Last week's creativity boosting challenge was to try something I read about in a magazine, to act out creative expressions to free your creative thinking.
Then my problem was that I had to come up with other creative expressions to mime. To be honest, I'm not sure that the actual act of giving the expressions a physical action made me feel more creative, but I certainly had to stretch my mind a bit to come up with other expressions.
I ended up using "in touch with my inner child" (I held a photo of myself as a child between my hands), "free-thinking" (I mimed giving away my thoughts), "free-wheeling" (laid back on the floor and spun my legs in the air bicycle style).
Truthfully, acting out these expressions just made me giggle. I suppose having a giggle at oneself is not a bad thing and it probably put me in a more positive mood which I'm sure leads to more creativity.
Speaking of more positive thoughts, that leads me to this week's creativity inducing challenge.
This week's challenge: Read aloud a series of statements which progressively become more and more positive about your creativity at the beginning of each day.

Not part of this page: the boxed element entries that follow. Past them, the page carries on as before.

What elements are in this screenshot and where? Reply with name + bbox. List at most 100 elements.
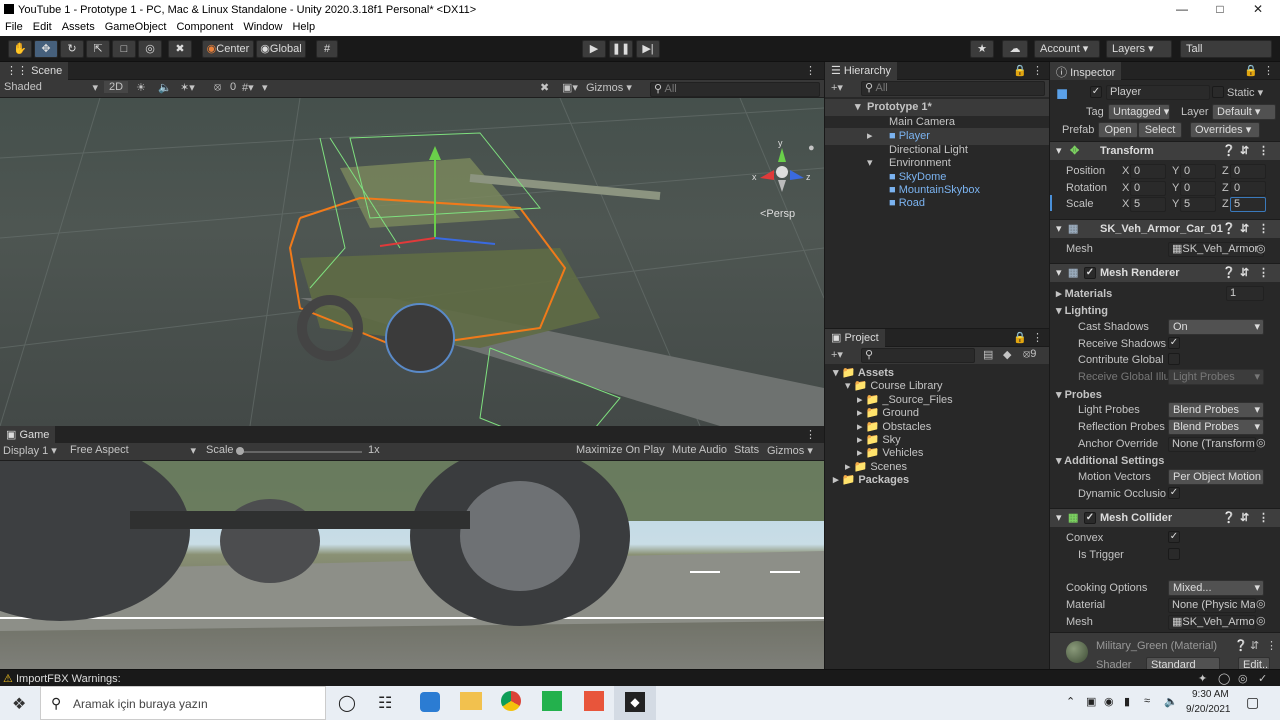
scale-x-input[interactable]: 5 bbox=[1130, 197, 1166, 212]
file-explorer-icon[interactable] bbox=[460, 692, 482, 710]
cast-shadows-dropdown[interactable]: On ▾ bbox=[1168, 319, 1264, 335]
panel-menu-icon[interactable]: ⋮ bbox=[805, 428, 816, 441]
mesh-renderer-enabled-checkbox[interactable]: ✓ bbox=[1084, 267, 1096, 279]
tab-game[interactable]: ▣ Game bbox=[0, 426, 56, 444]
account-dropdown[interactable]: Account ▾ bbox=[1034, 40, 1100, 58]
chrome-icon[interactable] bbox=[501, 691, 521, 711]
layer-dropdown[interactable]: Default ▾ bbox=[1212, 104, 1276, 120]
pivot-center-button[interactable]: ◉Center bbox=[202, 40, 254, 58]
mesh-field[interactable]: ▦SK_Veh_Armor bbox=[1168, 242, 1264, 257]
motion-vectors-dropdown[interactable]: Per Object Motion bbox=[1168, 469, 1264, 485]
position-y-input[interactable]: 0 bbox=[1180, 164, 1216, 179]
hierarchy-search-input[interactable]: ⚲ All bbox=[861, 81, 1045, 96]
minimize-icon[interactable]: — bbox=[1172, 2, 1192, 16]
app-red-icon[interactable] bbox=[584, 691, 604, 711]
network-icon[interactable]: ▣ bbox=[1086, 695, 1096, 708]
project-folder-packages[interactable]: ▸ 📁 Packages bbox=[825, 472, 909, 489]
lock-icon[interactable]: 🔒 bbox=[1244, 64, 1258, 77]
component-menu-icon[interactable]: ⋮ bbox=[1258, 266, 1269, 279]
panel-menu-icon[interactable]: ⋮ bbox=[1032, 64, 1043, 77]
clock-date[interactable]: 9/20/2021 bbox=[1186, 704, 1231, 715]
grid-icon[interactable]: #▾ bbox=[242, 81, 254, 94]
play-button[interactable]: ▶ bbox=[582, 40, 606, 58]
rotation-x-input[interactable]: 0 bbox=[1130, 181, 1166, 196]
lighting-icon[interactable]: ☀ bbox=[136, 81, 146, 94]
battery-icon[interactable]: ▮ bbox=[1124, 695, 1130, 708]
component-menu-icon[interactable]: ⋮ bbox=[1258, 511, 1269, 524]
aspect-dropdown[interactable]: Free Aspect ▾ bbox=[70, 444, 198, 457]
layout-dropdown[interactable]: Tall bbox=[1180, 40, 1272, 58]
scale-z-input[interactable]: 5 bbox=[1230, 197, 1266, 212]
materials-foldout[interactable]: ▸ Materials bbox=[1056, 287, 1112, 300]
shader-edit-button[interactable]: Edit... bbox=[1238, 657, 1270, 669]
rotation-y-input[interactable]: 0 bbox=[1180, 181, 1216, 196]
status-message[interactable]: ImportFBX Warnings: bbox=[16, 673, 121, 685]
gizmos-dropdown[interactable]: Gizmos ▾ bbox=[767, 444, 813, 457]
preset-icon[interactable]: ⇵ bbox=[1240, 144, 1249, 157]
object-name-input[interactable]: Player bbox=[1106, 85, 1210, 100]
preset-icon[interactable]: ⇵ bbox=[1240, 266, 1249, 279]
help-icon[interactable]: ❔ bbox=[1234, 639, 1248, 652]
reflection-probes-dropdown[interactable]: Blend Probes ▾ bbox=[1168, 419, 1264, 435]
project-search-input[interactable]: ⚲ bbox=[861, 348, 975, 363]
component-menu-icon[interactable]: ⋮ bbox=[1266, 639, 1277, 652]
collider-mesh-field[interactable]: ▦SK_Veh_Armor bbox=[1168, 615, 1256, 630]
clock-time[interactable]: 9:30 AM bbox=[1192, 689, 1229, 700]
orientation-gizmo[interactable]: y x z bbox=[752, 138, 812, 198]
help-icon[interactable]: ❔ bbox=[1222, 266, 1236, 279]
lock-icon[interactable]: ● bbox=[808, 142, 815, 154]
notifications-icon[interactable]: ▢ bbox=[1246, 694, 1259, 711]
position-z-input[interactable]: 0 bbox=[1230, 164, 1266, 179]
windows-start-icon[interactable]: ❖ bbox=[12, 694, 26, 714]
position-x-input[interactable]: 0 bbox=[1130, 164, 1166, 179]
lighting-foldout[interactable]: ▾ Lighting bbox=[1056, 304, 1108, 317]
display-dropdown[interactable]: Display 1 ▾ bbox=[3, 444, 65, 457]
show-hidden-icons[interactable]: ⌃ bbox=[1066, 695, 1075, 708]
transform-tool-icon[interactable]: ◎ bbox=[138, 40, 162, 58]
persp-label[interactable]: <Persp bbox=[760, 208, 795, 220]
panel-menu-icon[interactable]: ⋮ bbox=[1032, 331, 1043, 344]
materials-count-input[interactable]: 1 bbox=[1226, 286, 1264, 301]
mesh-renderer-header[interactable]: ▾ ▦ ✓ Mesh Renderer ❔ ⇵ ⋮ bbox=[1050, 263, 1280, 282]
close-icon[interactable]: ✕ bbox=[1248, 2, 1268, 16]
maximize-icon[interactable]: □ bbox=[1210, 2, 1230, 16]
is-trigger-checkbox[interactable] bbox=[1168, 548, 1180, 560]
prefab-overrides-dropdown[interactable]: Overrides ▾ bbox=[1190, 122, 1260, 138]
menu-edit[interactable]: Edit bbox=[28, 20, 57, 34]
shading-dropdown[interactable]: Shaded ▾ bbox=[4, 81, 100, 94]
dynamic-occlusion-checkbox[interactable]: ✓ bbox=[1168, 487, 1180, 499]
active-checkbox[interactable]: ✓ bbox=[1090, 86, 1102, 98]
scene-viewport[interactable]: y x z <Persp ● bbox=[0, 98, 824, 426]
menu-help[interactable]: Help bbox=[287, 20, 320, 34]
hierarchy-item-road[interactable]: ■ Road bbox=[825, 195, 1049, 212]
scale-tool-icon[interactable]: ⇱ bbox=[86, 40, 110, 58]
static-checkbox[interactable] bbox=[1212, 86, 1224, 98]
object-picker-icon[interactable]: ◎ bbox=[1256, 242, 1266, 255]
shader-dropdown[interactable]: Standard bbox=[1146, 657, 1220, 669]
mesh-collider-header[interactable]: ▾ ▦ ✓ Mesh Collider ❔ ⇵ ⋮ bbox=[1050, 508, 1280, 527]
mute-audio-toggle[interactable]: Mute Audio bbox=[672, 444, 727, 456]
help-icon[interactable]: ❔ bbox=[1222, 222, 1236, 235]
tab-scene[interactable]: ⋮⋮ Scene bbox=[0, 62, 69, 80]
rotate-tool-icon[interactable]: ↻ bbox=[60, 40, 84, 58]
menu-component[interactable]: Component bbox=[171, 20, 238, 34]
contribute-gi-checkbox[interactable] bbox=[1168, 353, 1180, 365]
component-menu-icon[interactable]: ⋮ bbox=[1258, 222, 1269, 235]
grid-snap-icon[interactable]: # bbox=[316, 40, 338, 58]
cortana-icon[interactable]: ◯ bbox=[338, 693, 356, 713]
pause-button[interactable]: ❚❚ bbox=[609, 40, 633, 58]
panel-menu-icon[interactable]: ⋮ bbox=[805, 64, 816, 77]
stats-toggle[interactable]: Stats bbox=[734, 444, 759, 456]
cloud-icon[interactable]: ☁ bbox=[1002, 40, 1028, 58]
layers-dropdown[interactable]: Layers ▾ bbox=[1106, 40, 1172, 58]
preset-icon[interactable]: ⇵ bbox=[1240, 222, 1249, 235]
help-icon[interactable]: ❔ bbox=[1222, 144, 1236, 157]
scene-search-input[interactable]: ⚲ All bbox=[650, 82, 820, 97]
hidden-packages-icon[interactable]: ⦻9 bbox=[1023, 348, 1036, 361]
preset-icon[interactable]: ⇵ bbox=[1250, 639, 1259, 652]
tab-hierarchy[interactable]: ☰ Hierarchy bbox=[825, 62, 897, 80]
rotation-z-input[interactable]: 0 bbox=[1230, 181, 1266, 196]
volume-icon[interactable]: 🔈 bbox=[1164, 695, 1178, 708]
transform-header[interactable]: ▾ ✥ Transform ❔ ⇵ ⋮ bbox=[1050, 141, 1280, 160]
create-add-icon[interactable]: +▾ bbox=[831, 348, 843, 361]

I read an article in the Daily Mail about the effect of reading progressively positive statements and how they could lift your mood and outlook. In the article entitled the 10 Second Life Coach (click the link to read the article yourself) participants were asked to read a serious of cards out loud. The cards started out with statements like "Today is neither better nor worse than any other day."
The following card to be read aloud was: "I do feel pretty good today, though."
The people in the study progressed through 60 cards, with the statements becoming increasingly positive.
The "control group" read simple factual statements such as, ‘Saturn is sometimes obscured by the Sun and isn’t visible from Earth’, and, ‘The Orient Express travels between Paris and Istanbul’.
By the end of the study, the participants who had read the increasingly positive statements had rated themselves as being in a wonderful mood but those who had read the factual statements were described as having a mood that had "flat-lined".
I wonder if the statements were not just about mood but about creativity, would it have a similar effect?
So this week I'm going to try saying 10 progressively positive statements about creativity. The first two statements are based on the study while the others I've made up.
1. Today I don't feel any more creative or any less than any other day.
2. I do feel pretty creative today though.
3. I have a good feeling about my creativity today.
4. Nothing is stopping me from being creative.
5. I have some wonderful ideas and I am in the mood to be creative.
6. With how I am feeling, I think I could make something great.
7. I will make time today to take advantage of how creative I'm feeling.
8. I am feeling at my most creative.
9. I am positive that today is going to be a fabulously creative day.
10. I am a creative genius.
I'm going to print out those statements and read them aloud to myself everyday this week and at the end of the week I'll take a stock of my creativity stores.
Did you try acting out creative expressions this week? Would you ever do something like that or do you think it is too silly? Will you try read the progressively more positive statements about creativity this week?